Choosing Where to Deliver
Many women carefully choose the kind of environment in which to deliver her baby. You will need to contact your health insurance to find out what options are available. Not all companies will cover care given at a birth center and fewer will cover planned home births. In general, women can choose to deliver at a hospital, birth center or at home. Nowadays, most hospitals and birth centers offer birthing classes like Lamaze and breastfeeding support.
Women with health problems, pregnancy complications or those who are at risk for problems during labor and delivery should give birth in a hospital. Hospitals offer the most advanced medical equipment and highly trained doctors for pregnant women and their babies. In a hospital, doctors can do a cesarean section if you or your baby is in danger during labor. Women can get epidurals or many other pain relief options.
Only certain doctors and midwives have admitting privileges at each hospital. So before you choose your doctor or midwife learn about their affiliated hospital. When choosing a hospital you might consider:
- Is it close to your home?
- Is an anesthesiologist at the hospital 24-hours a day?
- Do you like the feel of the labor and delivery rooms?
- Are private rooms available?
- How many support people can you invite into the room with you?
- Does it have a neonatal intensive care unit (NICU) in case of serious problems with the baby?
- Can the baby stay in the room with you?
- Does it have an on-site birth center?
More and more hospitals are adding on-site birth centers. At these hospitals you can choose to deliver your baby in the comfortable, intimate setting of a birth center. If something goes wrong, you and your baby have the added security of already being in a hospital.

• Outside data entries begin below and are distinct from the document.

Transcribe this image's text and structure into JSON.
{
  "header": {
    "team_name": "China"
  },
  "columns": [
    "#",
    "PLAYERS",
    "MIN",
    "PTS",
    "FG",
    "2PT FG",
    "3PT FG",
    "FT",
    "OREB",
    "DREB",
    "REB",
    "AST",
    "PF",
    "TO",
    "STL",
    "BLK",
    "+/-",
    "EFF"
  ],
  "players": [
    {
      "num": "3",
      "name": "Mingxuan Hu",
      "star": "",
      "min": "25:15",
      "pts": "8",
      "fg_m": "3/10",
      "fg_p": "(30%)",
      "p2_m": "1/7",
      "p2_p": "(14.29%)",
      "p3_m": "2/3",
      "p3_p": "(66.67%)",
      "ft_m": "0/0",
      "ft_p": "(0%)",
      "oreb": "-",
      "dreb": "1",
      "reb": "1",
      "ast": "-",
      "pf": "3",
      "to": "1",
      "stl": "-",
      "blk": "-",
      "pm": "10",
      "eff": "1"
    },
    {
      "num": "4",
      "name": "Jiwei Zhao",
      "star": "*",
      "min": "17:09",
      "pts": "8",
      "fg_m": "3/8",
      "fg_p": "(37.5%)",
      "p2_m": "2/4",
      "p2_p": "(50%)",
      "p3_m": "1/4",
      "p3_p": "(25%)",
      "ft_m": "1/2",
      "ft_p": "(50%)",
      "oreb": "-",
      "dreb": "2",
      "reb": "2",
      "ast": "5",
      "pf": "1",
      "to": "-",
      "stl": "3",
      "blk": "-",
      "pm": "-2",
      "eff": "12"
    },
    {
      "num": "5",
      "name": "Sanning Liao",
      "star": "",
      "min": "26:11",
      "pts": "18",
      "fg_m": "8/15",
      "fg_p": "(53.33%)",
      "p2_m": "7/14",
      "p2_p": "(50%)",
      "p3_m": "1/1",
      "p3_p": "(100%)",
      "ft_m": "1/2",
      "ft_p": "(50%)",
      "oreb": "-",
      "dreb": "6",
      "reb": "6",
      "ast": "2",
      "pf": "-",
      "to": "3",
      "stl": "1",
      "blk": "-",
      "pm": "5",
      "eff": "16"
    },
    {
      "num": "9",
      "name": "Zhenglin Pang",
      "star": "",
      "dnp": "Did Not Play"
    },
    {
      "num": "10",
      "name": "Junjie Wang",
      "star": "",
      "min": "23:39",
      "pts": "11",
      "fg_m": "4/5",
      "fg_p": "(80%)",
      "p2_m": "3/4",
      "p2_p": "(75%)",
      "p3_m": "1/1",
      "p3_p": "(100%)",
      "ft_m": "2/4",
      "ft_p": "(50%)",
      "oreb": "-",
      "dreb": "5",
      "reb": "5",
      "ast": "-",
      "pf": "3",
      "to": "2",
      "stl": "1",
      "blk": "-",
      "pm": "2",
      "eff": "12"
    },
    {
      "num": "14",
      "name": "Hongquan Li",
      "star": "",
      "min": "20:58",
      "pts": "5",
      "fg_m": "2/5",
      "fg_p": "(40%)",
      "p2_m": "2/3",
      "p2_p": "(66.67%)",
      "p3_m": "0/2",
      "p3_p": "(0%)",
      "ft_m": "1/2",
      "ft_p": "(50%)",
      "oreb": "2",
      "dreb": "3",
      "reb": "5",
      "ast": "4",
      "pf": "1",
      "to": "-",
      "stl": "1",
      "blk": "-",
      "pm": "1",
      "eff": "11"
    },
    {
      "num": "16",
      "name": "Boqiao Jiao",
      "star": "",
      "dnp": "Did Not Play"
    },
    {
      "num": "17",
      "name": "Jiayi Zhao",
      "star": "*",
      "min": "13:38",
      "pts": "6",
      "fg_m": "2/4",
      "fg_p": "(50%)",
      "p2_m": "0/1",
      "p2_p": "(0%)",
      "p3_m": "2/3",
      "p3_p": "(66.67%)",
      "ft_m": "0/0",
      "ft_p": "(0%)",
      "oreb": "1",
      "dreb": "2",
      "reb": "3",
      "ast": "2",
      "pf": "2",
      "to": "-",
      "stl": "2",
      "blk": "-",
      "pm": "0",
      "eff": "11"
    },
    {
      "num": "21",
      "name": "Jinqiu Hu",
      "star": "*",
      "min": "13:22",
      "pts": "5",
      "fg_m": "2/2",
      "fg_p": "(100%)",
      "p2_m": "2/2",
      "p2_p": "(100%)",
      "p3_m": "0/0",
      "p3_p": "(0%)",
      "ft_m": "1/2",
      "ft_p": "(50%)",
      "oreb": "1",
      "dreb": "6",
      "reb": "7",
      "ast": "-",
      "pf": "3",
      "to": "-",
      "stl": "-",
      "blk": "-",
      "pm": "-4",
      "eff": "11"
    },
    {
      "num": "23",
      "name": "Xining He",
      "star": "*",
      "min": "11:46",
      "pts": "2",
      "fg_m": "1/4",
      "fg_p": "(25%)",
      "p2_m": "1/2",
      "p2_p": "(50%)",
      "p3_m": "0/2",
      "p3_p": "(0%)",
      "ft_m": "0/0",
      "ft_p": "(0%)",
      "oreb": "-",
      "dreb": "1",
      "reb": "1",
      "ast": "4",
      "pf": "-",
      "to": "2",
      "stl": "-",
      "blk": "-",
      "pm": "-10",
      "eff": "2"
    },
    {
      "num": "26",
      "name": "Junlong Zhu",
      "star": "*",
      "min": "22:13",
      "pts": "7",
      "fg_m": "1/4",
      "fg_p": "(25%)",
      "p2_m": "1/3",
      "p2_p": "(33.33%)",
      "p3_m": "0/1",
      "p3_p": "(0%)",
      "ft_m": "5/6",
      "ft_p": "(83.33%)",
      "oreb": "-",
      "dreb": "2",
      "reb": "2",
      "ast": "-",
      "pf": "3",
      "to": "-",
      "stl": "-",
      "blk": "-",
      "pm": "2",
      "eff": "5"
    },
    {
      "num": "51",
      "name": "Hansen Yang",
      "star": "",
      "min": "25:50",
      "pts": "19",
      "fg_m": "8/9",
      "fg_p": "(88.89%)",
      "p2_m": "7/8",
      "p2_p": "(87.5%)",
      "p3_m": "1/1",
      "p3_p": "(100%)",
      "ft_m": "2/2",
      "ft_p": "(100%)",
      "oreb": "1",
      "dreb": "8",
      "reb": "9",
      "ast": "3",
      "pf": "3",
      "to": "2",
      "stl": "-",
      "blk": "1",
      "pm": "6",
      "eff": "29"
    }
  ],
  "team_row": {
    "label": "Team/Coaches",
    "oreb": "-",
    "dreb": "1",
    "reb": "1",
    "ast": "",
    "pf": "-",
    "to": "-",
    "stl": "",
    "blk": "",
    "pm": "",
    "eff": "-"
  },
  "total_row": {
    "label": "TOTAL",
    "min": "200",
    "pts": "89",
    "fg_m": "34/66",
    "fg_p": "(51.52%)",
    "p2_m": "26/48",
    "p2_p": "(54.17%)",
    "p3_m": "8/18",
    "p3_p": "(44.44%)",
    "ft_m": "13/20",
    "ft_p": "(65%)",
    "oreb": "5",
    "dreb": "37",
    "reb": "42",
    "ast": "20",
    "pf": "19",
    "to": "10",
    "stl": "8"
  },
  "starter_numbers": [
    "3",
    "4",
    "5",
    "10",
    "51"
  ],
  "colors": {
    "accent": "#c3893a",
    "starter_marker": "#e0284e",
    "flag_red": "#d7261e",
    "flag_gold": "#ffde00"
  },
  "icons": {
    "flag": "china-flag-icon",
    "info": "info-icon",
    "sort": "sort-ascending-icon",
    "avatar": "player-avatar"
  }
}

Birth Centers - Healthy women who are at low-risk for problems during pregnancy, labor and delivery may choose to deliver at a birth or birthing center. Birth centers give women a "homey" environment in which to labor and give birth. They try to make labor and delivery a special, warm, family-focused process. Usually certified nurse-midwives, not obstetricians, deliver babies at birth centers.
Birth centers do not do any "routine" medical procedures. So, you will not automatically be hooked up to an IV. Likewise, you won't have an electronic fetal monitor around your belly the whole time. Instead, the midwife or nurse will check in on your baby from time to time with a handheld machine. Once the baby is born, all examinations and care will occur in your room. By doing away with most high-tech equipment and routine procedures, labor and birth remain a natural and personal process.
Women can not receive epidurals at a birth center although some pain medicines may be available. If a cesarean section becomes necessary, women must be moved to a hospital for the procedure. Basic emergency care can be done on babies with problems while they are moved to a hospital.
Many birthing centers have showers or tubs in their rooms for laboring women. They also tend to have comforts of home like large beds and rocking chairs. In general, birth centers allow more people in the delivery room than do hospitals.
Birth centers can be inside of hospitals, affiliated with a hospital or completely independent, separate facilities. If you are interested in delivering at a birth center, make sure it is accredited by the Commission for the Accreditation of Birth Centers. Accredited birth centers must have affiliated doctors at a nearby hospital in case of problems with the mom or baby.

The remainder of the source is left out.